Nouveau duo avec Caro du blog lesheuresdecoton. Nous utiliserons dans ce texte, à l'endroit de notre choix, une phrase de Mado :


"Au plus tendre du poignet, à la plume, elle avait signé son envol d'un trait d'encre".

Voici le texte de Caro, le mien sera publié Mercredi prochain.

 

 

Cet été-là

 

Léane regarde les cinq colis que le livreur a déposés. Ils sont maintenant coincés entre le comptoir et l’armoire jusqu’à ce soir. D’ordinaire, avec ses cafés à tout heure et ses drinks au pied de la mer, la cahutte est bondée. D’ordinaire, tante Phyléa est la maîtresse des lieux. Cet été-là, cette dernière erre chez elle, abîmée par un virus qui a envahi le monde. D’ordinaire, les serviettes et les châteaux de sable redessinent la plumeplage. Cet été-là, la moitié des vacanciers espérés sont restés chez eux.

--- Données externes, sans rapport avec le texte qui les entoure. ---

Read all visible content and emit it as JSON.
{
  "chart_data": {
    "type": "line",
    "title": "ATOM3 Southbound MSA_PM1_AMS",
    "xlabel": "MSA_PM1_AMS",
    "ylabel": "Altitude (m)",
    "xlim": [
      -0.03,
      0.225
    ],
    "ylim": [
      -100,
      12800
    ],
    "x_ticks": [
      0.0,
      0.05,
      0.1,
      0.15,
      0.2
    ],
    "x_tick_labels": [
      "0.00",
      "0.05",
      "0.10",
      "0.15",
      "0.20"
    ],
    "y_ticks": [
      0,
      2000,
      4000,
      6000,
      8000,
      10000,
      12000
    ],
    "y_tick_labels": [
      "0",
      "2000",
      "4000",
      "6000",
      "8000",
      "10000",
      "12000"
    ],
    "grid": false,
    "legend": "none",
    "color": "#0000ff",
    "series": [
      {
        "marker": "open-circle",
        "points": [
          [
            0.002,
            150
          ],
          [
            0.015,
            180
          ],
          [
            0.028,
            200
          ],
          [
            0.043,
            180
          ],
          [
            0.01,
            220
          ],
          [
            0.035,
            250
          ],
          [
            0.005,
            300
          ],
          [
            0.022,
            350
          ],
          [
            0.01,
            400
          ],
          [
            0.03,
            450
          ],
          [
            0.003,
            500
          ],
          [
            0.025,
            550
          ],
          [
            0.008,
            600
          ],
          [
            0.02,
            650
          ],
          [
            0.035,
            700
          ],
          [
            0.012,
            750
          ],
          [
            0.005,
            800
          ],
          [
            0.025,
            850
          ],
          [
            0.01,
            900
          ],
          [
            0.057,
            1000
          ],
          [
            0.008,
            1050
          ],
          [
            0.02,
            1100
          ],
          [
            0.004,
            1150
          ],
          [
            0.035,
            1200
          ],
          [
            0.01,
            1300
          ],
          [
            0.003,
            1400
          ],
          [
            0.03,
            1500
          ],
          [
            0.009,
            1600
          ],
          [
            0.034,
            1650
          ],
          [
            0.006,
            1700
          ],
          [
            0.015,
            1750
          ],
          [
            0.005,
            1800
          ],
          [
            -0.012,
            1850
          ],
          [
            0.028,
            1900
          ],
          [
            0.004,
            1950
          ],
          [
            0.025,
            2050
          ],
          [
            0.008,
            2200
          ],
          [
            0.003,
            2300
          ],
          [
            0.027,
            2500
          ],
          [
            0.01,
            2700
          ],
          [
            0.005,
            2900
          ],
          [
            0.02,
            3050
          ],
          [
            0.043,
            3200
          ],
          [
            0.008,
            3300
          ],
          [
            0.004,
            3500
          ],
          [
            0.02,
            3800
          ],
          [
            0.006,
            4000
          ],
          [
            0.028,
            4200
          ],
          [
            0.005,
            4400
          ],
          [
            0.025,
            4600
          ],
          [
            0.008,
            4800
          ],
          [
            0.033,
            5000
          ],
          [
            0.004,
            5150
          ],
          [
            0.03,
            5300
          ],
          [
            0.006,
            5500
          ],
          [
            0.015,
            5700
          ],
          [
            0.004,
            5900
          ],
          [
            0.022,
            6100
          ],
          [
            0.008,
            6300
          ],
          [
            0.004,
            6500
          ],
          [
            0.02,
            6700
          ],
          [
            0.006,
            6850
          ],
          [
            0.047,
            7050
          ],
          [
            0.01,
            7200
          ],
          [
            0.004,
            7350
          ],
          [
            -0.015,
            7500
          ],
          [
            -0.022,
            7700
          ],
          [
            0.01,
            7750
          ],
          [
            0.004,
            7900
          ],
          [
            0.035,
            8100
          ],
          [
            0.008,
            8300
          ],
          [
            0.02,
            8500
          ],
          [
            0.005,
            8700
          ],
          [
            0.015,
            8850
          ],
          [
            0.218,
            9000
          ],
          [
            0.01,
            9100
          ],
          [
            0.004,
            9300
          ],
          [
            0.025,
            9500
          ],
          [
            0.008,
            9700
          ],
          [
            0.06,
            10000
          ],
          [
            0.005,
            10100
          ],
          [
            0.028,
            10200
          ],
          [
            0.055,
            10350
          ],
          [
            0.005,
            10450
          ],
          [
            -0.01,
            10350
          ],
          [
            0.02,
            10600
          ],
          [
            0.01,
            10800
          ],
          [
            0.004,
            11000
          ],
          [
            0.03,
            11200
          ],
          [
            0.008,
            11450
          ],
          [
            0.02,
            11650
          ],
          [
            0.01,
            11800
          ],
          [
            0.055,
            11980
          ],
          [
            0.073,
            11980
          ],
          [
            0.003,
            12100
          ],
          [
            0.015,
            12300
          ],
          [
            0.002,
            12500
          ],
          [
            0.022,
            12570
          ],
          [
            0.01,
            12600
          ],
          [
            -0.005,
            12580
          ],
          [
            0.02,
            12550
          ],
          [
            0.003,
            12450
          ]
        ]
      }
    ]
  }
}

D’ordinaire, Léane vient aider sa tante pendant la haute saison : à la rentrée elle retrouve Lille, les petits boulots, Matthias son compagnon et Chevron, le chat. Elle connaît la cahutte depuis ses 15 ans ; elle venait y faire le coup de main. A défaut des vacances que ses parents ne lui payaient pas, les soirs à longer l’océan l’emportaient ailleurs. Ici rien n’est tout à fait réel, l’été est entre parenthèses. Il a cette odeur douce des peaux gorgées de crème solaire et de sel. Ici, elle a appris à surfer correctement et a engrangé les veillées avec braseros sur la plage et les amours faciles. Ici, elle a su le goût inégalable de certaines enfances.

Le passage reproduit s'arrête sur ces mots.